Use scatterplots to show relationships between pairs of continuous variables. These graphs display symbols at the X, Y coordinates of the data points for the paired variables. Scatterplots are also known as scattergrams and scatter charts.
The pattern of dots on a scatterplot allows you to determine whether a relationship or correlation exists between two continuous variables. If a relationship exists, the scatterplot indicates its direction and whether it is a linear or curved relationship.
Fitted line plots are a special type of scatterplot that displays the data points along with a fitted line for a simple regression model. This graph allows you to evaluate how well the model fits the data.
Use scatterplots to assess the following features of your dataset:
- Examine the relationship between two variables.
- Check for outliers and unusual observations.
- Create a time series plot with irregular time-dependent data.
- Evaluate the fit of a regression model.
At a minimum, scatterplots require two continuous variables. To learn about other graphs, read my Guide to Data Types and How to Graph Them.
During an experiment, I measured the Body Mass Index (BMI) and body fat percentage of adolescent girls. I graphed these two variables in a scatterplot to assess the relationship between them.
Scatterplots typically contain the following elements:
- X-axis representing values of a continuous variable. By custom, this is the independent variable when you can classify one of the variables as such.
- Y-axis representing values of a continuous variable. Traditionally, this is the dependent variable.
- Symbols plotted at the (X, Y) coordinates of your data. Optionally, the graph can use different colored/shaped symbols to represent separate groups on the same chart.
- Optionally, you can overlay fit lines to determine how well a model fits the data.
For the BMI and the body fat data, the scatterplot displays a moderately strong, positive relationship. As BMI increases, the body fat percentage also tends to increase. The relationship appears to curve slightly because it flattens out for higher BMI values. To model the curvature, the analysts include a squared term in the model. The fitted line follows the curvature of the data, indicating a good fit.
Interpreting Scatterplots and Assessing Relationships between Variables
Scatterplots display the direction, strength, and linearity of the relationship between two variables.
Positive and Negative Correlation and Relationships
Values tending to rise together indicate a positive correlation. For instance, the relationship between height and weight have a positive correlation.
However, if one variable increases as the other decreases, it’s a negative correlation, as shown below.
Strength of Relationships
Stronger relationships produce a tighter clustering of data points. Be aware that changes in scaling can change the apparent strength of the relationship. Correlation coefficients provide an objective assessment of strength independent of graph scaling.
In the two graphs below, the data points in the top graph cluster more tightly than the data points in the bottom graph. Consequently, the first dataset displays a stronger relationship.
Stronger relationships produce correlation coefficients closer to -1 and +1 and regression models that have higher R-squared values.

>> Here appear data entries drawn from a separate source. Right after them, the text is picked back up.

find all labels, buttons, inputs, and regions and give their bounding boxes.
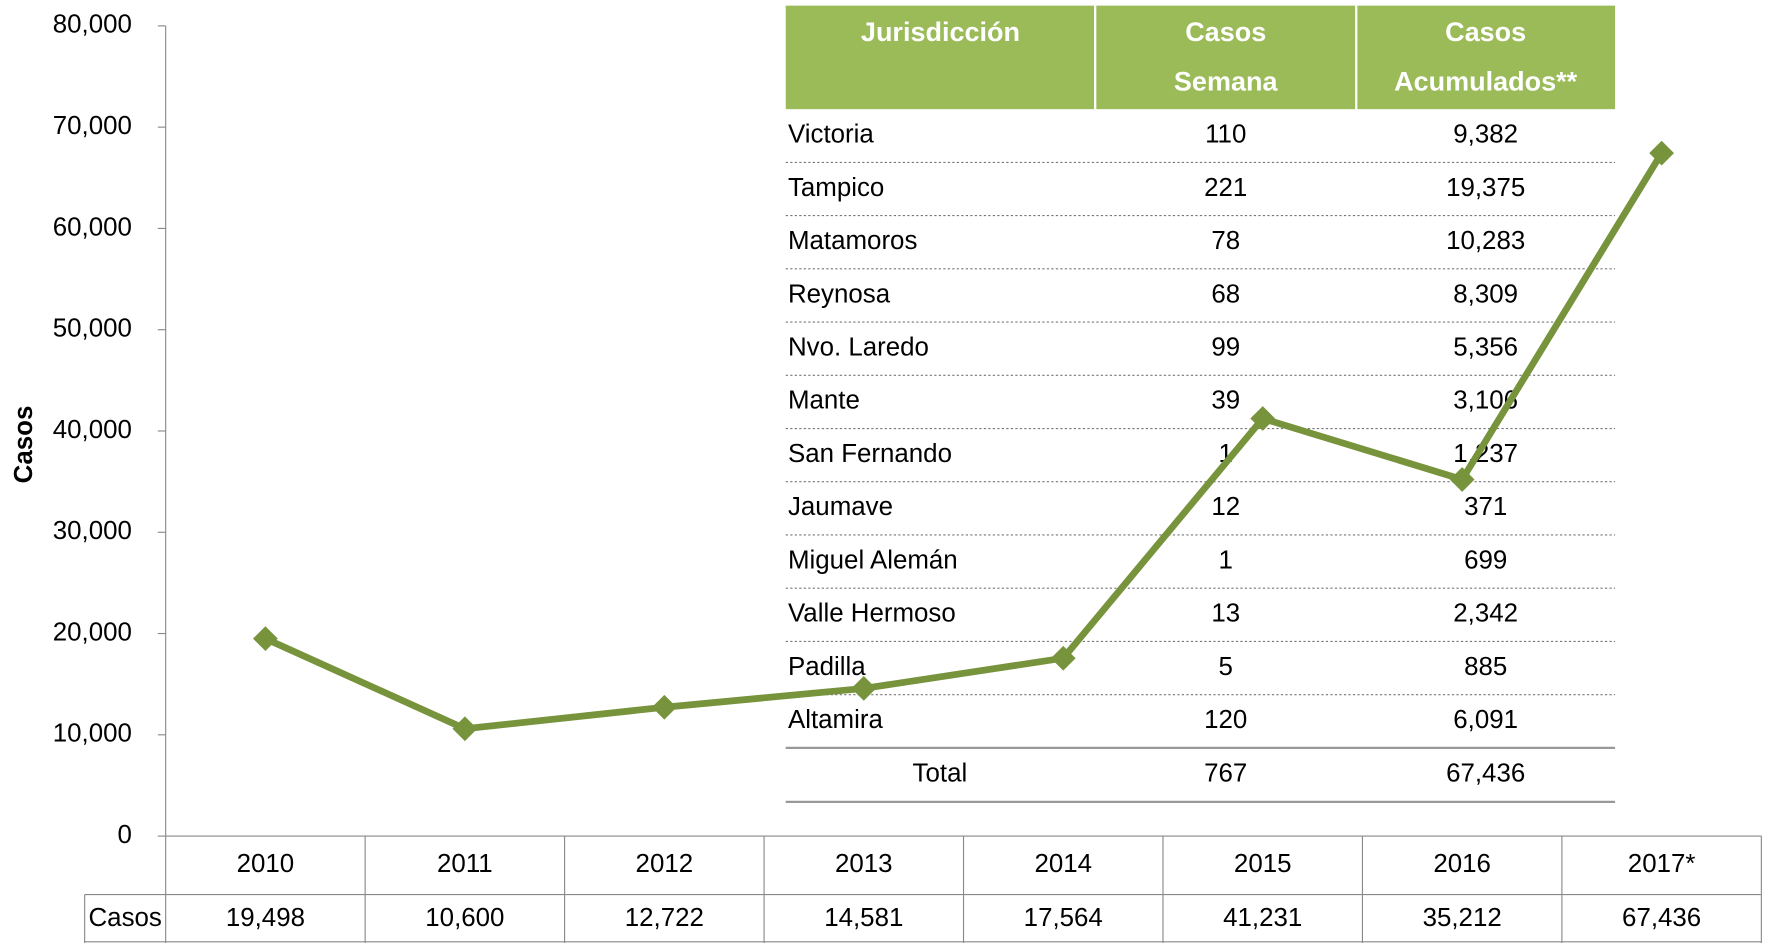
data-label: 14,581 (824, 904, 903, 932)
cell: 699 (1464, 546, 1507, 574)
y-tick-label: 80,000 (53, 11, 132, 39)
y-axis-title: Casos (10, 406, 38, 484)
cell: 39 (1211, 387, 1240, 415)
row-label: Mante (788, 387, 860, 415)
y-tick-label: 10,000 (53, 720, 132, 748)
data-label: 35,212 (1423, 904, 1502, 932)
row-label: Victoria (788, 121, 874, 149)
cell: 2,342 (1453, 600, 1518, 628)
legend-label: Casos (89, 904, 162, 932)
row-label: San Fernando (788, 440, 952, 468)
cell: 8,309 (1453, 280, 1518, 308)
total-cell: 767 (1204, 760, 1247, 788)
cell: 12 (1211, 493, 1240, 521)
data-label: 19,498 (226, 904, 305, 932)
cell: 120 (1204, 706, 1247, 734)
row-label: Tampico (788, 174, 884, 202)
cell: 371 (1464, 493, 1507, 521)
x-tick-label: 2011 (437, 850, 493, 878)
y-tick-label: 30,000 (53, 517, 132, 545)
row-label: Nvo. Laredo (788, 334, 929, 362)
total-cell: 67,436 (1446, 760, 1525, 788)
data-label: 10,600 (425, 904, 504, 932)
y-tick-label: 20,000 (53, 618, 132, 646)
row-label: Reynosa (788, 280, 891, 308)
x-tick-label: 2013 (835, 850, 893, 878)
data-label: 67,436 (1622, 904, 1701, 932)
data-label: 17,564 (1024, 904, 1103, 932)
row-label: Miguel Alemán (788, 546, 958, 574)
y-tick-label: 40,000 (53, 416, 132, 444)
data-label: 12,722 (625, 904, 704, 932)
row-label: Jaumave (788, 493, 893, 521)
x-tick-label: 2015 (1234, 850, 1292, 878)
cell: 1 (1219, 546, 1233, 574)
y-tick-label: 0 (118, 821, 132, 849)
table-header-bg (785, 5, 1616, 110)
cell: 221 (1204, 174, 1247, 202)
x-tick-label: 2016 (1433, 850, 1491, 878)
marker (1050, 645, 1076, 671)
cell: 9,382 (1453, 121, 1518, 149)
table-header: Jurisdicción (861, 17, 1020, 47)
x-tick-label: 2012 (636, 850, 694, 878)
cell: 19,375 (1446, 174, 1525, 202)
data-label: 41,231 (1223, 904, 1302, 932)
cell: 10,283 (1446, 227, 1525, 255)
series-line (264, 151, 1665, 733)
row-label: Matamoros (788, 227, 917, 255)
cell: 6,091 (1453, 706, 1518, 734)
row-label: Valle Hermoso (788, 600, 956, 628)
marker (1449, 467, 1475, 492)
marker (851, 676, 877, 701)
table-header: Casos Semana 52 (1174, 17, 1279, 146)
cell: 13 (1211, 600, 1240, 628)
x-tick-label: 2010 (237, 850, 295, 878)
cell: 5,356 (1453, 334, 1518, 362)
cell: 110 (1205, 121, 1246, 149)
y-tick-label: 70,000 (53, 112, 132, 140)
row-label: Altamira (788, 706, 884, 734)
cell: 5 (1219, 653, 1233, 681)
x-tick-label: 2017* (1628, 850, 1696, 878)
y-tick-label: 60,000 (53, 213, 132, 241)
cell: 78 (1211, 227, 1240, 255)
total-label: Total (913, 760, 968, 788)
y-tick-label: 50,000 (53, 315, 132, 343)
x-tick-label: 2014 (1034, 850, 1092, 878)
cell: 885 (1464, 653, 1507, 681)
cell: 99 (1211, 334, 1240, 362)
table-header: Casos Acumulados** (1394, 17, 1578, 97)
cell: 68 (1211, 280, 1240, 308)
row-label: Padilla (788, 653, 866, 681)
marker (452, 716, 478, 742)
marker (253, 626, 278, 652)
marker (651, 694, 677, 720)
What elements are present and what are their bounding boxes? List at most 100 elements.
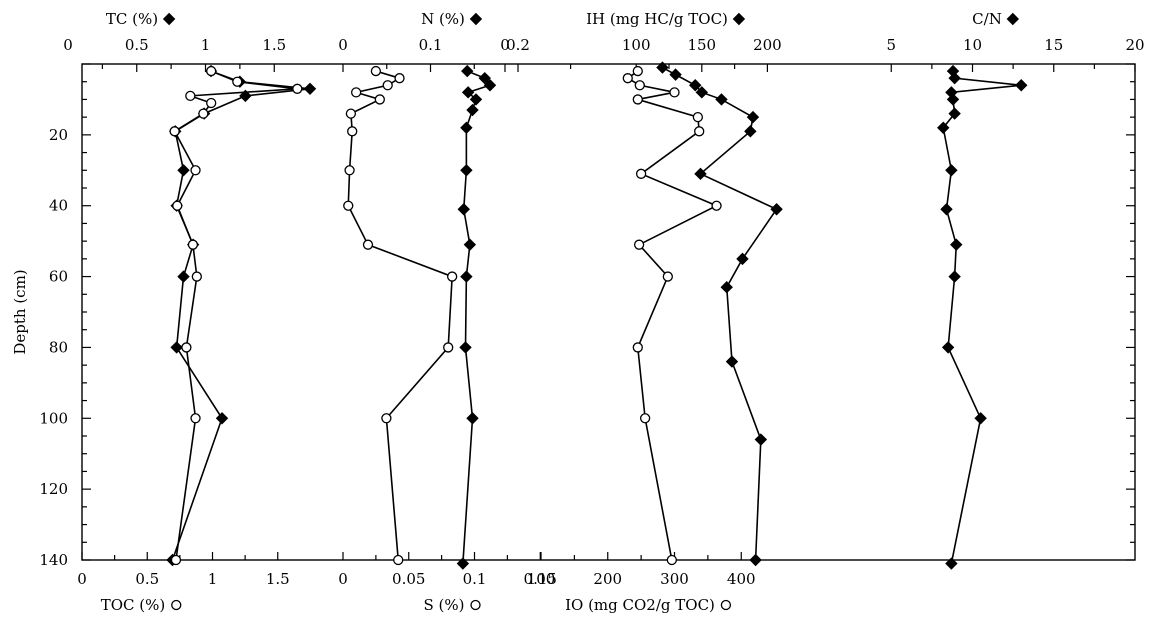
- data-point-circle: [711, 200, 722, 211]
- data-point-circle: [345, 108, 357, 119]
- data-point-circle: [632, 342, 643, 353]
- data-point-circle: [350, 87, 362, 98]
- data-point-diamond: [669, 68, 682, 81]
- data-point-diamond: [460, 270, 473, 283]
- bottom-tick-label: 1: [208, 570, 218, 588]
- data-point-diamond: [466, 103, 479, 117]
- series-line-C/N: [942, 70, 1022, 564]
- series-line-S (%): [347, 70, 453, 561]
- data-point-diamond: [749, 553, 762, 567]
- data-point-diamond: [460, 121, 473, 134]
- y-tick-label: 120: [39, 480, 68, 498]
- bottom-tick-label: 200: [593, 570, 622, 588]
- data-point-circle: [622, 73, 633, 84]
- top-tick-label: 20: [1125, 36, 1144, 54]
- data-point-circle: [347, 126, 358, 137]
- top-tick-label: 100: [622, 36, 651, 54]
- y-tick-label: 140: [39, 551, 68, 569]
- data-point-diamond: [725, 355, 739, 368]
- data-point-diamond: [469, 93, 483, 106]
- data-point-circle: [190, 165, 201, 176]
- legend-diamond-icon: [732, 12, 746, 26]
- data-point-circle: [191, 271, 202, 282]
- data-point-diamond: [460, 164, 473, 177]
- y-axis-label: Depth (cm): [11, 269, 29, 354]
- data-point-diamond: [744, 125, 757, 138]
- top-axis-title: TC (%): [106, 10, 158, 28]
- data-point-diamond: [950, 238, 963, 251]
- data-point-diamond: [457, 203, 470, 216]
- data-point-diamond: [461, 64, 474, 78]
- data-point-circle: [632, 94, 643, 105]
- data-point-diamond: [945, 557, 958, 570]
- data-point-diamond: [720, 280, 733, 294]
- data-point-circle: [169, 126, 180, 137]
- data-point-diamond: [456, 557, 470, 570]
- bottom-tick-label: 1.5: [266, 570, 290, 588]
- data-point-circle: [381, 413, 392, 424]
- data-point-diamond: [689, 79, 702, 92]
- data-point-diamond: [177, 270, 190, 283]
- y-tick-label: 60: [49, 268, 68, 286]
- data-point-circle: [662, 271, 673, 282]
- bottom-tick-label: 300: [660, 570, 689, 588]
- bottom-tick-label: 0.05: [392, 570, 425, 588]
- data-point-circle: [694, 126, 705, 137]
- data-point-circle: [669, 87, 680, 98]
- top-tick-label: 0: [63, 36, 73, 54]
- series-line-N (%): [462, 70, 492, 564]
- data-point-diamond: [715, 93, 728, 106]
- data-point-circle: [382, 80, 393, 91]
- bottom-tick-label: 0.5: [135, 570, 159, 588]
- data-point-diamond: [483, 79, 497, 92]
- data-point-circle: [374, 94, 385, 105]
- legend-circle-icon: [720, 599, 732, 611]
- series-line-TOC (%): [173, 70, 298, 561]
- data-point-circle: [172, 200, 183, 211]
- bottom-tick-label: 400: [727, 570, 756, 588]
- data-point-circle: [666, 554, 677, 566]
- data-point-diamond: [937, 121, 950, 134]
- data-point-diamond: [946, 93, 960, 106]
- data-point-circle: [639, 413, 651, 424]
- series-line-IH (mg HC/g TOC): [662, 66, 778, 561]
- data-point-diamond: [694, 167, 707, 181]
- y-tick-label: 20: [49, 126, 68, 144]
- legend-diamond-icon: [1006, 12, 1020, 26]
- top-axis-title: N (%): [421, 10, 465, 28]
- data-point-diamond: [941, 341, 955, 354]
- data-point-circle: [292, 83, 303, 94]
- data-point-circle: [187, 239, 199, 250]
- data-point-diamond: [974, 412, 987, 425]
- data-point-diamond: [695, 86, 709, 99]
- data-point-diamond: [746, 110, 760, 124]
- legend-diamond-icon: [469, 12, 483, 26]
- data-point-diamond: [459, 341, 472, 354]
- data-point-diamond: [945, 164, 958, 177]
- top-axis-title: C/N: [972, 10, 1002, 28]
- data-point-diamond: [1015, 79, 1028, 92]
- data-point-diamond: [461, 86, 475, 99]
- plot-frame: [81, 63, 1136, 561]
- data-point-circle: [632, 65, 643, 77]
- data-point-diamond: [177, 164, 190, 177]
- data-point-circle: [446, 271, 458, 282]
- legend-circle-icon: [171, 599, 182, 611]
- data-point-diamond: [940, 203, 953, 216]
- bottom-tick-label: 0.15: [524, 570, 557, 588]
- legend-diamond-icon: [162, 12, 176, 26]
- series-line-TC (%): [171, 70, 311, 561]
- data-point-circle: [181, 342, 192, 353]
- data-point-diamond: [736, 252, 749, 266]
- data-point-diamond: [478, 71, 491, 85]
- y-tick-label: 100: [39, 409, 68, 427]
- top-tick-label: 0.1: [419, 36, 443, 54]
- data-point-circle: [370, 65, 382, 77]
- data-point-circle: [394, 73, 405, 84]
- data-point-diamond: [948, 71, 961, 85]
- data-point-circle: [633, 239, 645, 250]
- data-point-diamond: [466, 412, 479, 425]
- bottom-axis-title: S (%): [423, 596, 464, 614]
- y-tick-label: 80: [49, 338, 68, 356]
- top-tick-label: 10: [963, 36, 982, 54]
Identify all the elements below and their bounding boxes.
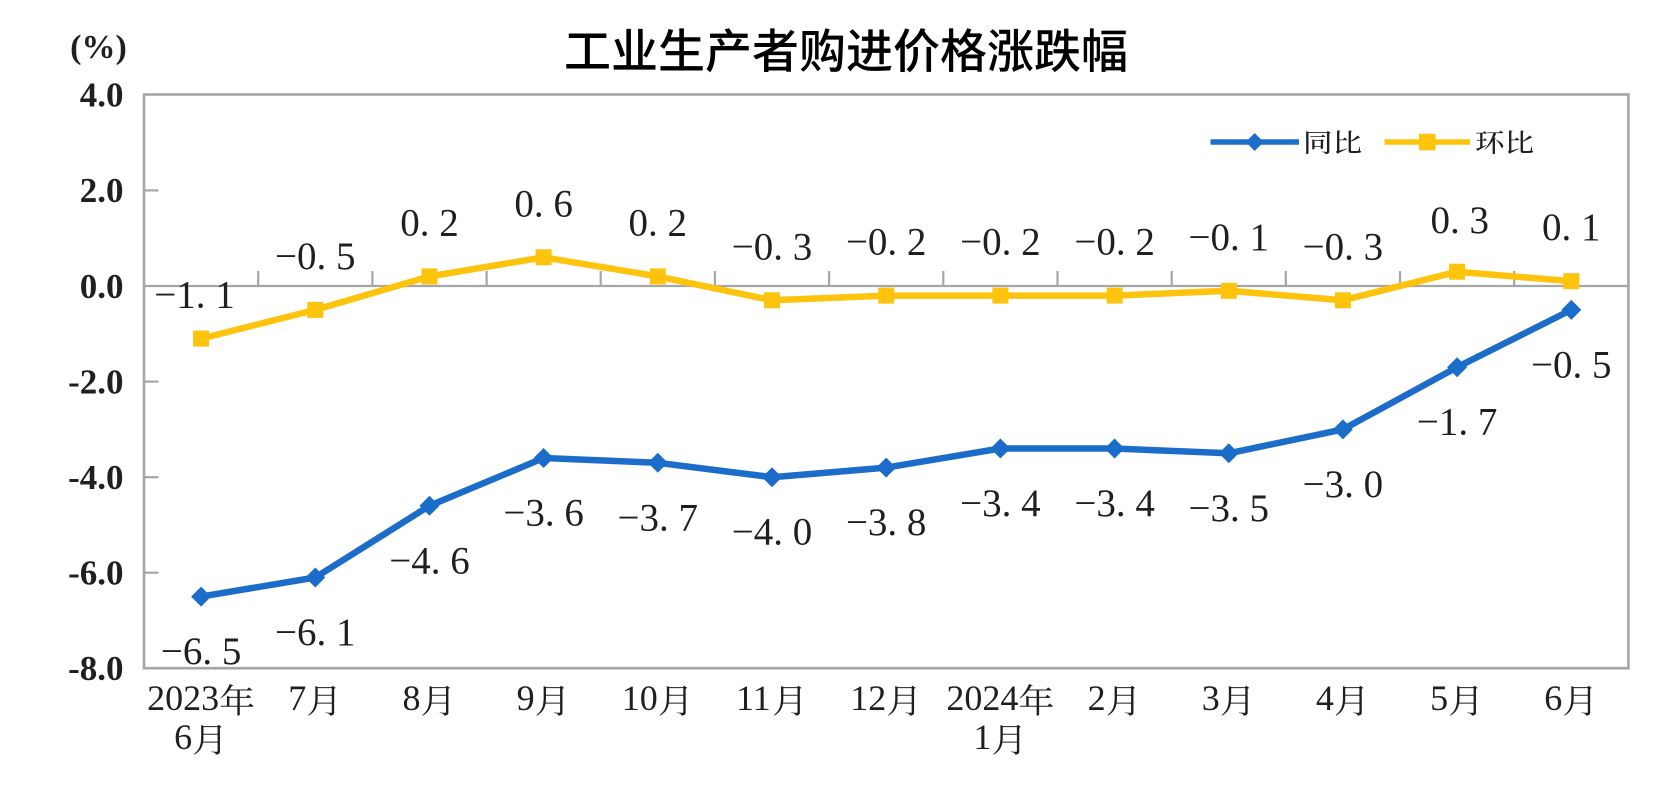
svg-text:0. 6: 0. 6	[514, 182, 573, 225]
svg-text:−3. 6: −3. 6	[503, 492, 584, 535]
svg-text:9: 9	[517, 678, 535, 718]
svg-text:−3. 4: −3. 4	[1074, 482, 1155, 525]
svg-text:12: 12	[850, 678, 886, 718]
svg-text:6: 6	[1544, 678, 1562, 718]
svg-text:−1. 1: −1. 1	[154, 274, 235, 317]
svg-text:2024: 2024	[946, 678, 1018, 718]
svg-text:0.0: 0.0	[80, 267, 124, 306]
svg-text:2.0: 2.0	[80, 171, 124, 210]
svg-text:−1. 7: −1. 7	[1417, 401, 1498, 444]
svg-text:−6. 5: −6. 5	[161, 630, 242, 673]
svg-text:2: 2	[1088, 678, 1106, 718]
svg-text:−0. 5: −0. 5	[1531, 343, 1612, 386]
svg-text:−4. 0: −4. 0	[732, 511, 813, 554]
svg-text:−3. 8: −3. 8	[846, 501, 927, 544]
svg-text:−6. 1: −6. 1	[275, 611, 356, 654]
svg-text:−0. 2: −0. 2	[1074, 221, 1155, 264]
svg-text:-8.0: -8.0	[68, 649, 123, 688]
svg-text:−3. 4: −3. 4	[960, 482, 1041, 525]
svg-text:−3. 5: −3. 5	[1189, 487, 1270, 530]
svg-text:10: 10	[622, 678, 658, 718]
svg-text:−3. 0: −3. 0	[1303, 463, 1384, 506]
svg-text:-6.0: -6.0	[68, 554, 123, 593]
svg-text:−0. 3: −0. 3	[732, 225, 813, 268]
svg-text:1: 1	[973, 717, 991, 757]
svg-text:0. 1: 0. 1	[1542, 206, 1601, 249]
svg-text:(%): (%)	[70, 29, 127, 66]
svg-text:−4. 6: −4. 6	[389, 539, 470, 582]
svg-text:6: 6	[174, 717, 192, 757]
svg-text:5: 5	[1430, 678, 1448, 718]
svg-text:3: 3	[1202, 678, 1220, 718]
svg-text:7: 7	[288, 678, 306, 718]
svg-text:−0. 5: −0. 5	[275, 235, 356, 278]
svg-text:−0. 3: −0. 3	[1303, 225, 1384, 268]
svg-text:−0. 2: −0. 2	[960, 221, 1041, 264]
svg-text:0. 3: 0. 3	[1431, 199, 1490, 242]
svg-text:−0. 1: −0. 1	[1189, 216, 1270, 259]
svg-text:-2.0: -2.0	[68, 362, 123, 401]
svg-text:0. 2: 0. 2	[400, 201, 459, 244]
svg-text:0. 2: 0. 2	[629, 201, 688, 244]
svg-text:-4.0: -4.0	[68, 458, 123, 497]
svg-text:−0. 2: −0. 2	[846, 221, 927, 264]
svg-text:11: 11	[736, 678, 771, 718]
svg-text:2023: 2023	[147, 678, 219, 718]
svg-text:−3. 7: −3. 7	[618, 496, 699, 539]
svg-text:8: 8	[403, 678, 421, 718]
svg-text:4: 4	[1316, 678, 1334, 718]
svg-text:4.0: 4.0	[80, 76, 124, 115]
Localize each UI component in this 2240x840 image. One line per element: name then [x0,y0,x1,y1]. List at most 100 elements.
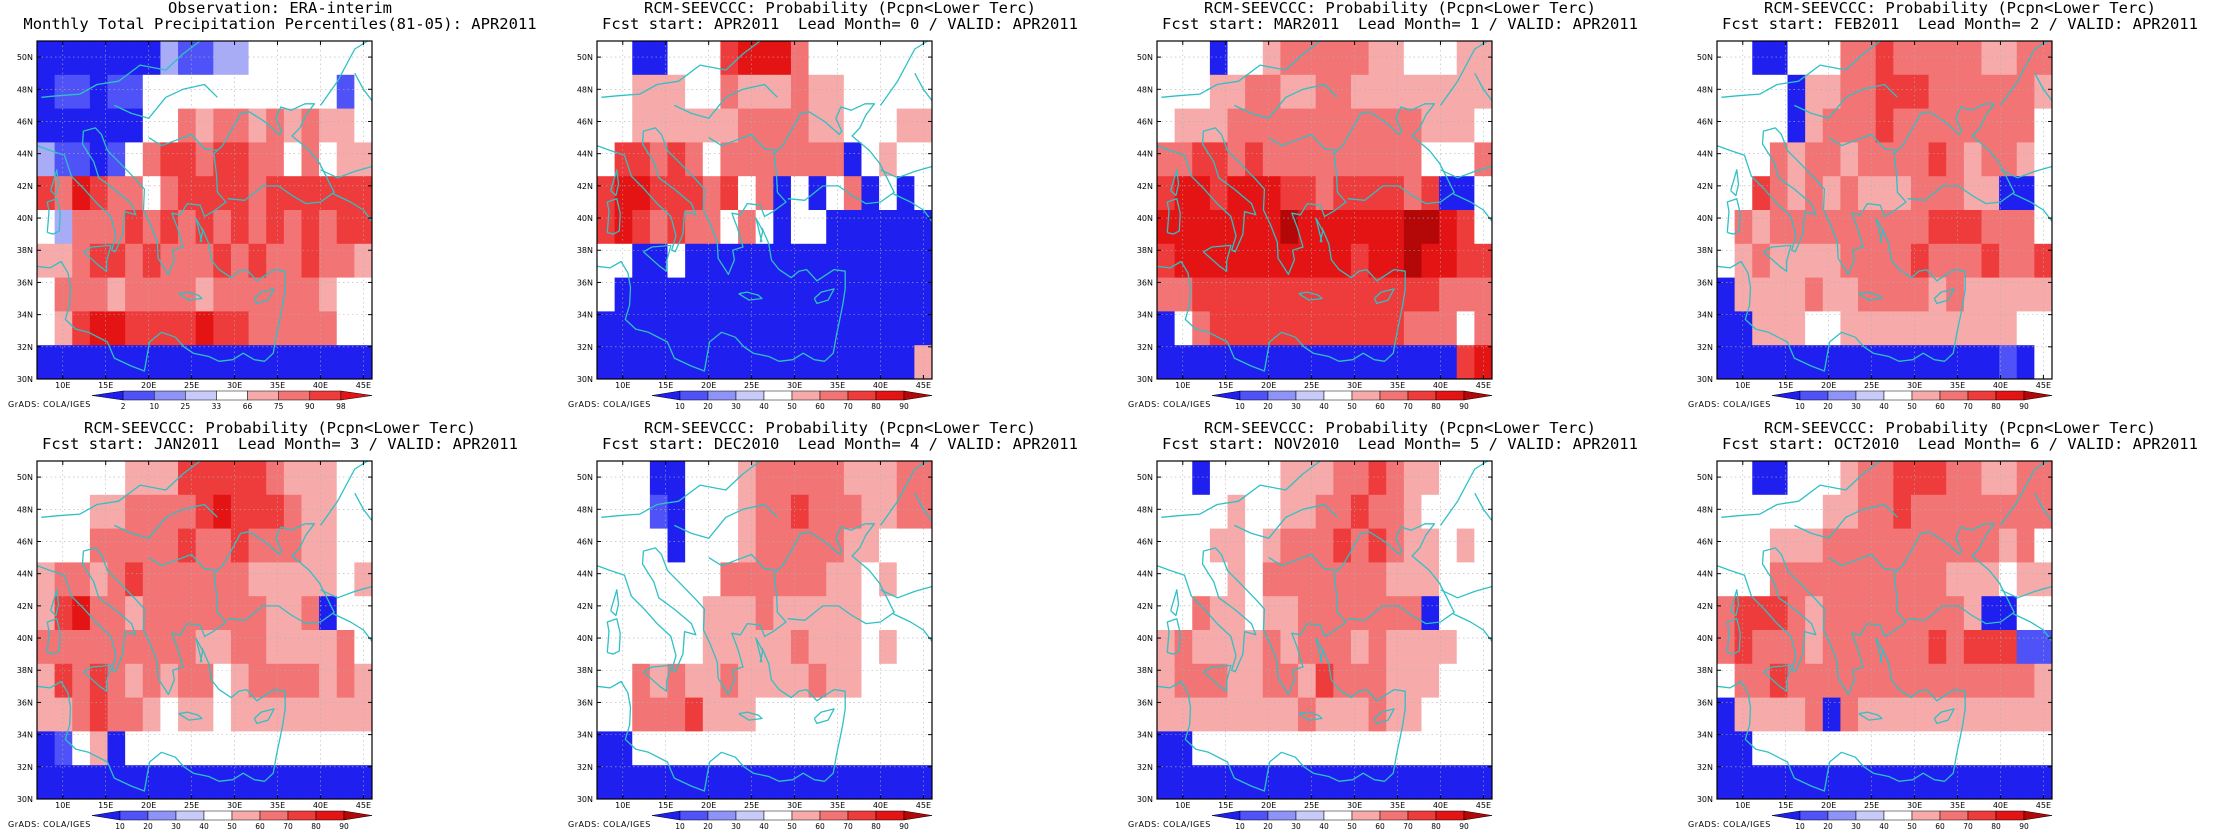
grid-cell [685,731,704,766]
colorbar-swatch [847,390,877,401]
colorbar-swatch [1995,810,2025,821]
grid-cell [843,176,862,211]
grid-cell [1840,596,1859,631]
colorbar-label: 50 [1347,822,1357,831]
coastline-path [1721,460,1881,518]
coastline-path [1999,40,2049,106]
colorbar-label: 60 [815,822,825,831]
grid-cell [336,210,355,245]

Linear and Curved Relationships
Determine whether your data have a linear or curved relationship. When a relationship between two variables is curved, it affects the type of correlation you can use to assess its strength and how you can model it using regression analysis.
Adding a fit line highlights how well the model fits your data. When a relationship exists, you might want to model it using regression analysis.
Determine Whether the Relationship Changes between Groups
When your data have groups, you can determine whether the relationship between two variables differs between the groups. To make these comparisons, you’ll need a categorical variable that defines the groups. All groups must use the same X and Y measurements.
In this scatterplot, the slope of the relationship is the same for the two groups, but the output values of group B are consistently higher for any given input value.
In this scatterplot, the slope for group B is steeper than for group A. As the input value increases, the output for group B increase more quickly than group A.
Use indicator variables and interaction terms in a regression model to test the statistical significance of these differences. Click the link below for details.
Find Outliers and Unusual Observations with Scatterplots
Scatterplots can help you find multiple types of outliers.
Some outliers have extreme values. These outliers are distanced from other data points, as shown below.
Unusual observations have values that are not necessarily extreme, but they do not fit the observed relationship. In the scatterplot below, the circled point has X and Y values that are not unusual. However, the combination of the two values clearly does not fit the overall relationship.
Related post: Five Ways to Find Outliers in Your Data
Trends Over Time
Typically, analysts use time series plots to display data over time. However, you can also use scatterplots for this purpose. Scatterplots are a perfect choice for time-related data when your observations occur at irregular intervals. When creating a scatterplot for time data, be sure to add a connect line between the data points!
Use Scatterplots with the Appropriate Hypothesis Tests
You can use scatterplots to display the relationships between continuous variables. However, if you plan to use your sample to infer the characteristics of an entire population, be sure to perform the necessary hypothesis tests and assess statistical significance.
Graphs can be subjective because your software lets you edit their properties, such as the graph’s scaling. Altering these settings can change the appearance of scatterplots and the conclusions you draw from them. On the other hand, hypothesis tests present an objective evaluation of statistical significance. They also account for the possibility of random error explaining the observed patterns and differences.